Figure 8 shows the resonant frequency of the three models in Fig. 6 with different material properties of the LRS. The results indicate the frequencies calculated by three methods coincide well with each other. But the estimate for resonant frequency by simple model is more convenient than the others since it just needs calculating the modality’s corresponding frequencies directly, while the others need calculating the transmission coefficient or radiation power of the models with and without LRS in a wide range of the frequencies. And the results indicate that the resonant frequency decreases as the density of the core increases and it increases as the transverse wave velocity of the coating increases.

Fig. 8. Resonance frequency with different (a) density and (b) transverse wave velocity.
4. Conclusions

This paper presents an analysis of vibration and sound radiation influence of the decoupling layer with periodic LRS. A theoretical calculation model for the decoupled plate with periodic LRS has been developed based on the use of effective medium theory and elastodynamics theory. Such a model is more efficient than conventional finite element model and shows adequate accuracy for acoustic analysis in preliminary design. The numerical analysis gives the following findings:

Decoupling layer with LRSs can significantly reduce the sound radiation of underwater plates around the LRS’s resonance frequency. The performance of sound radiation reduction is mostly caused by the suppression of base plate vibration.
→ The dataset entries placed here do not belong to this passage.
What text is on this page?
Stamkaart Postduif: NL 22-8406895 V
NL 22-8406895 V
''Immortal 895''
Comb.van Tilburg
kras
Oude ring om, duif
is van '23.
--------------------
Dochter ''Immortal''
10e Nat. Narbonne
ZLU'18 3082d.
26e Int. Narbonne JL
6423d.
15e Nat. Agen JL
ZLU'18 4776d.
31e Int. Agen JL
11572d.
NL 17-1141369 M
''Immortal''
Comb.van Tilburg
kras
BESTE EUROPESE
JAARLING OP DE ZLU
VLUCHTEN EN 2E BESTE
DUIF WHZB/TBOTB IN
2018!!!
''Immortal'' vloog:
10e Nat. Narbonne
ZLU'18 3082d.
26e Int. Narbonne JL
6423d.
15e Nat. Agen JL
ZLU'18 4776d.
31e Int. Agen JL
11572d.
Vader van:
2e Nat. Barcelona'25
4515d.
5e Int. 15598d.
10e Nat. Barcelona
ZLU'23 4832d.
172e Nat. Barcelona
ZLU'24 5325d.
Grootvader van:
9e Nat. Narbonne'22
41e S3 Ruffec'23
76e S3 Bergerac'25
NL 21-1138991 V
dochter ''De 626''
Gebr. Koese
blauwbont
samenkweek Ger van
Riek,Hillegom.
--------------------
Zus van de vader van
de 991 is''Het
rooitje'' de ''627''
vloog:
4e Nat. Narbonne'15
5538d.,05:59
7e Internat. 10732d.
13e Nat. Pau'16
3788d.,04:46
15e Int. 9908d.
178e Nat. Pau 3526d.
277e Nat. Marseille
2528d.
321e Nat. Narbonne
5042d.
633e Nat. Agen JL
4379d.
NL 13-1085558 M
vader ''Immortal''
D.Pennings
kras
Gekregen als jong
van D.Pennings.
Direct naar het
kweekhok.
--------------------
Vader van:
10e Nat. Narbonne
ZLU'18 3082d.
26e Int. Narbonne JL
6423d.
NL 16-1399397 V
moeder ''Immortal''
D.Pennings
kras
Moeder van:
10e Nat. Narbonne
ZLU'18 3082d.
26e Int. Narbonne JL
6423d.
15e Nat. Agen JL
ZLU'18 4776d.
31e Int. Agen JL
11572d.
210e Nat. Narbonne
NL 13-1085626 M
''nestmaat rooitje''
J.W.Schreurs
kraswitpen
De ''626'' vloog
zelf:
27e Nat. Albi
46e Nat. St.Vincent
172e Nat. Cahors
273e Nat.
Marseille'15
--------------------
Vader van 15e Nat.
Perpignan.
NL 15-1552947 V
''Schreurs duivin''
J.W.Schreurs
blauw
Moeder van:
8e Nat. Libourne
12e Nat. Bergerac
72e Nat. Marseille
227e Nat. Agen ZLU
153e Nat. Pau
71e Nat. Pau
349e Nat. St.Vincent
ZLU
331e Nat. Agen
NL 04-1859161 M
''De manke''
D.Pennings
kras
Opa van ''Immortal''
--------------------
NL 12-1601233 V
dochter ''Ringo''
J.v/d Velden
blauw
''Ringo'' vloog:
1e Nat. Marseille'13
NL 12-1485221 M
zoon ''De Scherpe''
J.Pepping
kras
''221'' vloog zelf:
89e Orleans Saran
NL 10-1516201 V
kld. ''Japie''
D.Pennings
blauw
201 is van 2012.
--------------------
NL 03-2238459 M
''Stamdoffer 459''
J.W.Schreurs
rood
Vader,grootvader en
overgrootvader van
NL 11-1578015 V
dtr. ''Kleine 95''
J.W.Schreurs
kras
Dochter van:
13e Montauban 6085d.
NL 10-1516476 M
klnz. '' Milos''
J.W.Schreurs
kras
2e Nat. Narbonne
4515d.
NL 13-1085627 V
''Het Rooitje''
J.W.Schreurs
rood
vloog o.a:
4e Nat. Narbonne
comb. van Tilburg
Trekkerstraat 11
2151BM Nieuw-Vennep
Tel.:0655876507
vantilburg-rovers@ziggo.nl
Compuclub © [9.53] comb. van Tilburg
The additional mechanical impedance of the system is directly dependent on the effective density of decoupling layer. The shake-up of effective density around local resonance frequency greatly effects system’s mechanical impedance and thus suppresses the vibration of base plate. The vibration suppression properties of decoupling layer could be guaranteed for different sizes of base plate.

The locally resonant structures involved in the radiation prediction model and transmission prediction model, have similar vibration modalities. A simple model can be adopted to predict the local resonance frequency of the decoupling layer with LRS. The local resonance frequency decreases as the density of the core increases and increases as the transverse wave velocity of the coating increases.